Maximilien Heller, avec ce titre patronymique, Henry Cauvain nous conte les aventures d'un héros qui en rappellera un autre bien plus célèbre.

Henry Cauvain, si vous ne le connaissez pas, est un écrivain français né en 1847 à Paris et mort à Lausanne en 1899.

L'auteur a écrit plusieurs romans, mais c'est avec son tout premier, "Maximilien Heller", qu'il aurait pu accéder à une notoriété bien plus grande.

En tout cas, un autre écrivain est devenu mythique grâce à un personnage très très proche de celui inventé par Cauvain.

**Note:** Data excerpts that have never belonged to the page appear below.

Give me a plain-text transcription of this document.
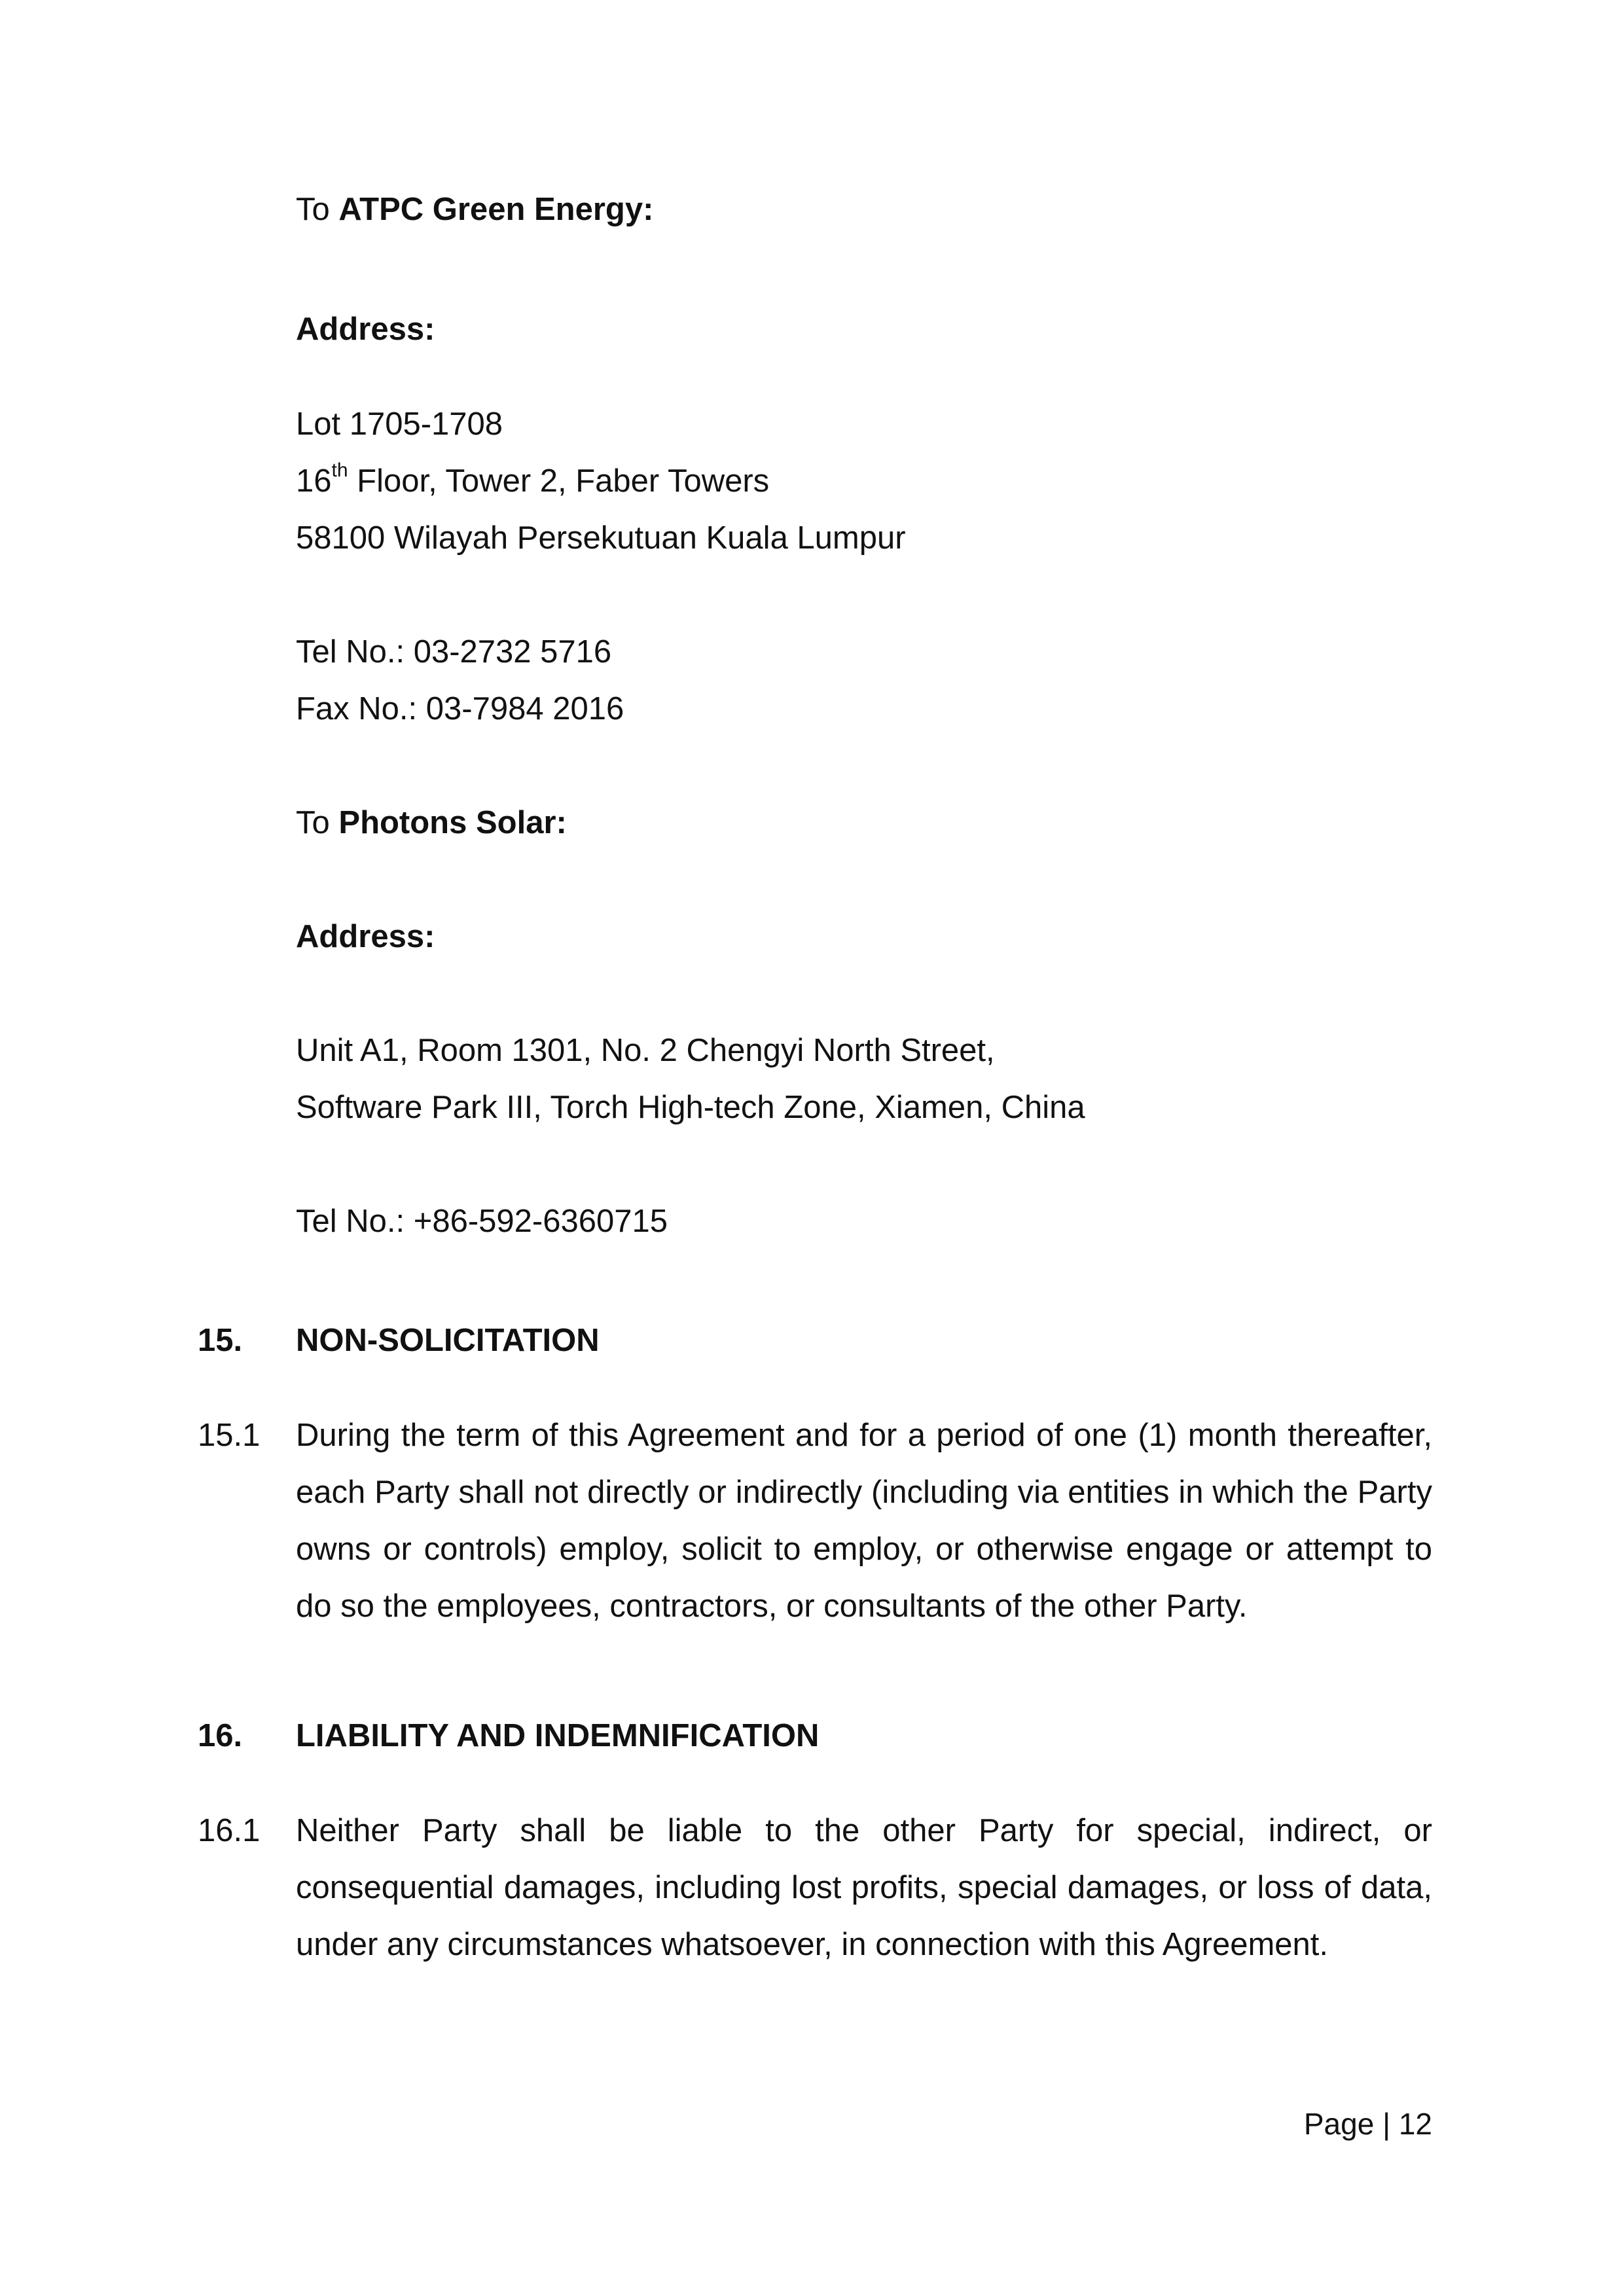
To ATPC Green Energy:
Address:
Lot 1705-1708
16th Floor, Tower 2, Faber Towers
58100 Wilayah Persekutuan Kuala Lumpur
Tel No.: 03-2732 5716
Fax No.: 03-7984 2016
To Photons Solar:
Address:
Unit A1, Room 1301, No. 2 Chengyi North Street,
Software Park III, Torch High-tech Zone, Xiamen, China
Tel No.: +86-592-6360715
15. NON-SOLICITATION
15.1 During the term of this Agreement and for a period of one (1) month thereafter,
each Party shall not directly or indirectly (including via entities in which the Party
owns or controls) employ, solicit to employ, or otherwise engage or attempt to
do so the employees, contractors, or consultants of the other Party.
16. LIABILITY AND INDEMNIFICATION
16.1 Neither Party shall be liable to the other Party for special, indirect, or
consequential damages, including lost profits, special damages, or loss of data,
under any circumstances whatsoever, in connection with this Agreement.
Page | 12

Effectivement, si je vous parle d'un enquêteur grand et fin, ayant des capacités intellectuelles supérieures, alternant des moments de lassitudes avec d'autres d'hyperactivités, très observateur, solitaire, qui n'hésite pas à se droguer dans des moments d'inactivité, qui se déguise pour faire avancer ses enquêtes. A qui pensez-vous ?

Et si je rajoute que ce personnage n'a pour seul ami qu'un docteur et que c'est ce dernier qui relate ses aventures, qu'il est un grand amateur de chimie et qu'il a pour nemesis un être à la supériorité intellectuelle indéniable, maniant également l'art du déguisement et qu'un profond respect s'installe entre les deux hommes ?

Évidemment, vous pensez à Sherlock Holmes de Sir Arthur Conan Doyle. Et pourtant, 17 ans avant la première aventure du plus célèbre détective racontée en 1887 dans "Une étude en rouge", Henry Cauvain présentait les aventures de Maximilien Heller, un "Sherlock Holmes" avant l'heure.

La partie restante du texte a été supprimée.